Once intruders have gained access into a system, they want to keep that access, preventing pesky system administrators and security personnel from detecting their presence. To fool you, attackers install backdoor tools and manipulate existing software on a system to maintain access to the machine on their own terms. To defend against these attacks, you need to understand how attackers alter systems to discover the sometimes-subtle hints associated with system compromise. This course arms you with the understanding and tools you need to defend against attackers’ maintaining access and covering their tracks.
SEC504.5: Computer and Network Hacker Exploits – Part 4
This day-long course covers the fourth and fifth steps of many hacker attacks: maintaining access and covering their tracks. Computer attackers install backdoors, apply Rootkits, and sometimes even manipulate the underlying kernel itself to hide their nefarious deeds.

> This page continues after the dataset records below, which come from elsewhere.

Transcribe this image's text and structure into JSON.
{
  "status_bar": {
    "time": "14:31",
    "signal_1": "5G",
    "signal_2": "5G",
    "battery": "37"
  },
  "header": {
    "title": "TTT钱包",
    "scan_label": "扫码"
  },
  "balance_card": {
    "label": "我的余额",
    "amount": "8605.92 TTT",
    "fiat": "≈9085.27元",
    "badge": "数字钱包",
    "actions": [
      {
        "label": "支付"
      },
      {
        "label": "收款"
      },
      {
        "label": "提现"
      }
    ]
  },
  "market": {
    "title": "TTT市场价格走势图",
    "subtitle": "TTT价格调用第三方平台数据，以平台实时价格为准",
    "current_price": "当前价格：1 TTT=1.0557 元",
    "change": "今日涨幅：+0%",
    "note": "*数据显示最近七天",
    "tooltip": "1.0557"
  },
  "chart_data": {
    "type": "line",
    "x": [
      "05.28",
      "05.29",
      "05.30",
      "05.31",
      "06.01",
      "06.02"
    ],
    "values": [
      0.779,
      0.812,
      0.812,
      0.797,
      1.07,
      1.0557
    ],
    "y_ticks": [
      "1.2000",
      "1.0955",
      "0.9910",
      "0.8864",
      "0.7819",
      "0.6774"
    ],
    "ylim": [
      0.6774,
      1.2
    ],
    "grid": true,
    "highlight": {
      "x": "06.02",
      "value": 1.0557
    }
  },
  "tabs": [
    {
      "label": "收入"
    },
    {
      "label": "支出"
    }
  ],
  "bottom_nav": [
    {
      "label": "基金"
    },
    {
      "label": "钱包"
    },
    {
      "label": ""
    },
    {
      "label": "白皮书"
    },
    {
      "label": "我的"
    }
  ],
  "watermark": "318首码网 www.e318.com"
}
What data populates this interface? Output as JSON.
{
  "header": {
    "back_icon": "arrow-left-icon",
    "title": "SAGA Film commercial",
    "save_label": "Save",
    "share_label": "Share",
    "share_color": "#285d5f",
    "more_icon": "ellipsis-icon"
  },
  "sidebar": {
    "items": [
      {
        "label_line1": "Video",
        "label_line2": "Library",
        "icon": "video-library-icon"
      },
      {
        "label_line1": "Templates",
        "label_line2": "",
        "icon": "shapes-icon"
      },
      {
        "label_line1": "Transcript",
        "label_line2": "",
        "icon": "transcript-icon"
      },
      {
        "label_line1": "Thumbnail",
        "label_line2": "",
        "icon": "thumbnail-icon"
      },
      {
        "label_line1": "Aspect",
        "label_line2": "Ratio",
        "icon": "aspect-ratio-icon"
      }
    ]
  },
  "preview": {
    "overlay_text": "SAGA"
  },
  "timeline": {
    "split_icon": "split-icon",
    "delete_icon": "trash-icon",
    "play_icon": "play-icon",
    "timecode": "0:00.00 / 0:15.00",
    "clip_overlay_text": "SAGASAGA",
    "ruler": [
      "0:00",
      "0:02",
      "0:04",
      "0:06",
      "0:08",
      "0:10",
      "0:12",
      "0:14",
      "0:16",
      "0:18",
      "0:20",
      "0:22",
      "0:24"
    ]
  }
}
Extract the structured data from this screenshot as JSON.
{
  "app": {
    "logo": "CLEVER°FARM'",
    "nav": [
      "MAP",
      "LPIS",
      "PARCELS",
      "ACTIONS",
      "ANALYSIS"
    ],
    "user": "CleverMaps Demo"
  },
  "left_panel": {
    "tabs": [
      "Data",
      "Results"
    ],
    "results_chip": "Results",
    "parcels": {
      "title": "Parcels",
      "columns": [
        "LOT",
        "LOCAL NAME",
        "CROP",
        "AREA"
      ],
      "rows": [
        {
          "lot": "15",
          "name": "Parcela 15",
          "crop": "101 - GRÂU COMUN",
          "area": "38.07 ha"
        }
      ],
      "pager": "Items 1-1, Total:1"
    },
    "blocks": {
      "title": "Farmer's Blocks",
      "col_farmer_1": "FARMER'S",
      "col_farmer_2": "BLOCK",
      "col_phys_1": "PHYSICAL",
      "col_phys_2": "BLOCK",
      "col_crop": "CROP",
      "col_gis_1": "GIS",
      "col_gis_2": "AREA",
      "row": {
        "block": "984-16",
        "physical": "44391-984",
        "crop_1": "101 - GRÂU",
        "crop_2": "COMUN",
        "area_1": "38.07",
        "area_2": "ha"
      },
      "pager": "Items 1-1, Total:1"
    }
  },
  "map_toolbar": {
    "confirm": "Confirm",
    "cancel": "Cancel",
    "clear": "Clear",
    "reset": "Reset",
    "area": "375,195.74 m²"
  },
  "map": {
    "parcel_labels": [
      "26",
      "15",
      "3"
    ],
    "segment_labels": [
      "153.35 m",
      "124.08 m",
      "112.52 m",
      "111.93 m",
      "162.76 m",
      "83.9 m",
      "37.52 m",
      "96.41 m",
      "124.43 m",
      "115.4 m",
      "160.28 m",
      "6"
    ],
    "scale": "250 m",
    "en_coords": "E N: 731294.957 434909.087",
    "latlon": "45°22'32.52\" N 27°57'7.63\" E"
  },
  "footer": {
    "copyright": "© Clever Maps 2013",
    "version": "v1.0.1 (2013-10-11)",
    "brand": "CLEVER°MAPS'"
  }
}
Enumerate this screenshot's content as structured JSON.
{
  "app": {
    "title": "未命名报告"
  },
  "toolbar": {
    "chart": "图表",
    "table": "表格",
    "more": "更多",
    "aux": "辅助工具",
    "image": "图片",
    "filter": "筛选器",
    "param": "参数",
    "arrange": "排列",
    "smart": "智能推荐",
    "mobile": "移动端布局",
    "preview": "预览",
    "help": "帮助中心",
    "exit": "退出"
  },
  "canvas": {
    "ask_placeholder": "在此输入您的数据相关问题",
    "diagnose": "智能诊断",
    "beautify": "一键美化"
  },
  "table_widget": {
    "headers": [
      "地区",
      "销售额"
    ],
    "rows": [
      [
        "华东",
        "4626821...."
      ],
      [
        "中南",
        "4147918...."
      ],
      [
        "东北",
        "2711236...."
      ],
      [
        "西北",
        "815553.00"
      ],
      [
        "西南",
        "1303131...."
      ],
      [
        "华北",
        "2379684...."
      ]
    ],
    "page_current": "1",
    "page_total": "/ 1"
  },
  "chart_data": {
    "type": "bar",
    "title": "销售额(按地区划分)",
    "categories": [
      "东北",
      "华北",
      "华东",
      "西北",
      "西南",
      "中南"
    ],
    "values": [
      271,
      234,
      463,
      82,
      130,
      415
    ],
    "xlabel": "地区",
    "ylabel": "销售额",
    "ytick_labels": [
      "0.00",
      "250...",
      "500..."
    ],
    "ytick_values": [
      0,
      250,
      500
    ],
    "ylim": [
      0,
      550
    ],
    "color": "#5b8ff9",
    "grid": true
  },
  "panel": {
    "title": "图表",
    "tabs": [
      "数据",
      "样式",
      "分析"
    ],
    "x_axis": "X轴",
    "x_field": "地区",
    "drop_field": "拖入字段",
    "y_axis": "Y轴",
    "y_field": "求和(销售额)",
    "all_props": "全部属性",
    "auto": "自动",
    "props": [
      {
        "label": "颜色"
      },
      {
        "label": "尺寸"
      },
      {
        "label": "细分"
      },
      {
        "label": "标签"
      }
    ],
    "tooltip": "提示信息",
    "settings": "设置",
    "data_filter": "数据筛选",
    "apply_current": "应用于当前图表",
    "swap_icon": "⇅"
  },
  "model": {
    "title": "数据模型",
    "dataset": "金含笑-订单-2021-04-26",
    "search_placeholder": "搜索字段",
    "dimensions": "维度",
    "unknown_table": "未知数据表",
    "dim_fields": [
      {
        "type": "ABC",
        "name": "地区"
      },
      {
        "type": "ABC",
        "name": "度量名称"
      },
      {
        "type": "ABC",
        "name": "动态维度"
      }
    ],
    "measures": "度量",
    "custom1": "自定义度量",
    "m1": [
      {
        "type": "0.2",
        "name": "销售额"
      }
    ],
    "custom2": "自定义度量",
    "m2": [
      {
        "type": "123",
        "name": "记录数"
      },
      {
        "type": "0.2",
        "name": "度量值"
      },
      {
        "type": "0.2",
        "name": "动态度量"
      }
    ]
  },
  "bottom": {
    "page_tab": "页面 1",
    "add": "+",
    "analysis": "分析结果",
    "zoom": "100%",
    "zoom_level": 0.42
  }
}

Each of these categories of tools requires specialized defenses to protect the underlying system. In this course, we will analyze the most commonly used malicious code specimens, as well as explore future trends in malware, including BIOS-level and combo malware possibilities.
Attackers also cover their tracks by hiding files, sniffers, network usage, and active processes. Additionally, super stealthy sniffing backdoors are increasingly being used to thwart investigations. Finally, attackers often alter system logs, all in an attempt to make the compromised system appear normal. This course gives you the tools and techniques you need to detect and respond to these activities on your computers and network.
SEC504.6: Hacker Tools Workshop
Over the years, the security industry has become smarter and more effective in stopping hackers. Unfortunately, hacker tools are becoming smarter and more complex. One of the most effective methods to stop the enemy is to actually test the environment with the same tools and tactics an attacker might use against you.
This workshop lets you put what you have learned over the past week into practice. You will be connected to one of the most hostile networks on earth. This network simulates the Internet and allows students to try actual attacks against live machines and learn how to protect against these attacks. This workshop will supplement the classroom training that students have already received and give them flight time with the attack tools to better understand how they work. Instructors will give guidance on exactly what is happening as exploits and defensive measures are running. As students work on various exploits and master them, the environment will become increasingly difficult, so students will have to master additional skills in order to successfully complete the exercises.
Additionally, students can participate in the workshop’s Capture the Flag event. By penetrating systems, discovering subtle flaws, and using puzzle-solving techniques, you can test the skills you have built over the week in this engaging contest. The Capture the Flag victors will win a prize.
In sum, paranoia is good! Your laptop will be attacked. Do not have any sensitive data stored on the system. SANS is not responsible for your system if (actually, when) someone in the class attacks it in the workshop. Bring the right equipment and prepare it in advance to maximize what you will learn and the fun you will have doing it.